O diretor 1º tesoureiro do Sindseg SP, Celso de Paiva, considera que a venda de proteção veicular por cooperativas e associações, além de ludibriar o consumidor, representa também um sério risco de imagem para o mercado segurador. “É uma prática nociva, que mancha a imagem do mercado segurador, pois o consumidor tem a sensação de que comprou um seguro e, quando não é bem atendido, a sensação que propaga é a de que a seguradora não honra seus compromissos”, diz ele. Na entrevista a seguir, ele comenta essa questão e aponta também os novos caminhos que deverão ser trilhados pela indústria seguradora:

Como o senhor vê a atuação de cooperativas e associações que oferecem a proteção veicular?

Celso Paiva – Esse segmento não funciona como um seguro. Não é um seguro, não é uma operação com reservas, não é uma operação estruturada. Coloca assistência 24 horas, uma pseudocobertura como se fosse um benefício de um pacotão de outras facilidades. O que para mim fica claro é que o consumidor, na necessidade de procurar algo mais barato, é ludibriado com a sensação de que está comprando um seguro, mas, na realidade, ele não está. Acredito que essas associações até cheguem a indenizar alguns eventos. Mas não têm capacidade e estrutura para indenizar todos os eventos que possam ocorrer. Tenho certeza absoluta de que muitos dos consumidores acabam ficando na mão, com dificuldades em ter seus direitos honrados. É uma prática nociva, que mancha a imagem do mercado segurador, pois o consumidor tem a sensação de que comprou um seguro e, quando não é bem atendido, a sensação que propaga é a de que a seguradora não honra seus compromissos. E ele não comprou o produto de uma seguradora. Ele nem sabe que foi enganado.

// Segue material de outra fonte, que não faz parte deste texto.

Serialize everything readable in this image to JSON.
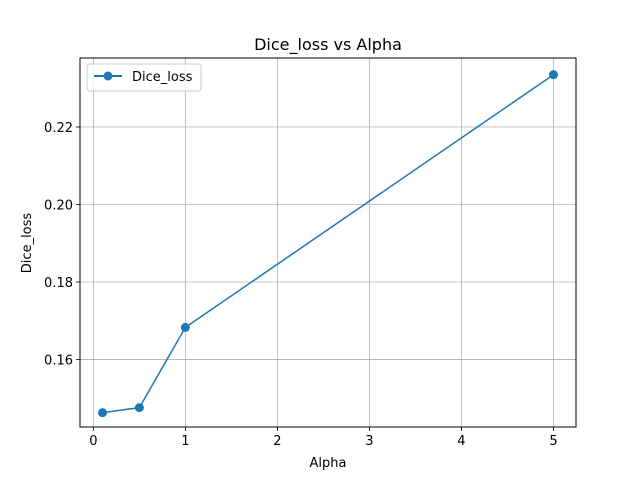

A SUSEP não permite que as seguradoras deem respaldo para esse tipo de operação. A SUSEP não tem ingerência nas cooperativas porque elas não são seguradoras.  O que acontece é que o consumidor acha que comprou seguro e vai à SUSEP, que está alertando o mercado que essa não é uma operação de seguro e ao mesmo tempo dando subsídios para que o Ministério Público possa proibir esse tipo de venda. Isso  é bom para o mercado porque separa exatamente o que é seguro do que não é seguro, ajudando a fortalecer a nossa imagem.

Como você vê a inovação no setor de seguros?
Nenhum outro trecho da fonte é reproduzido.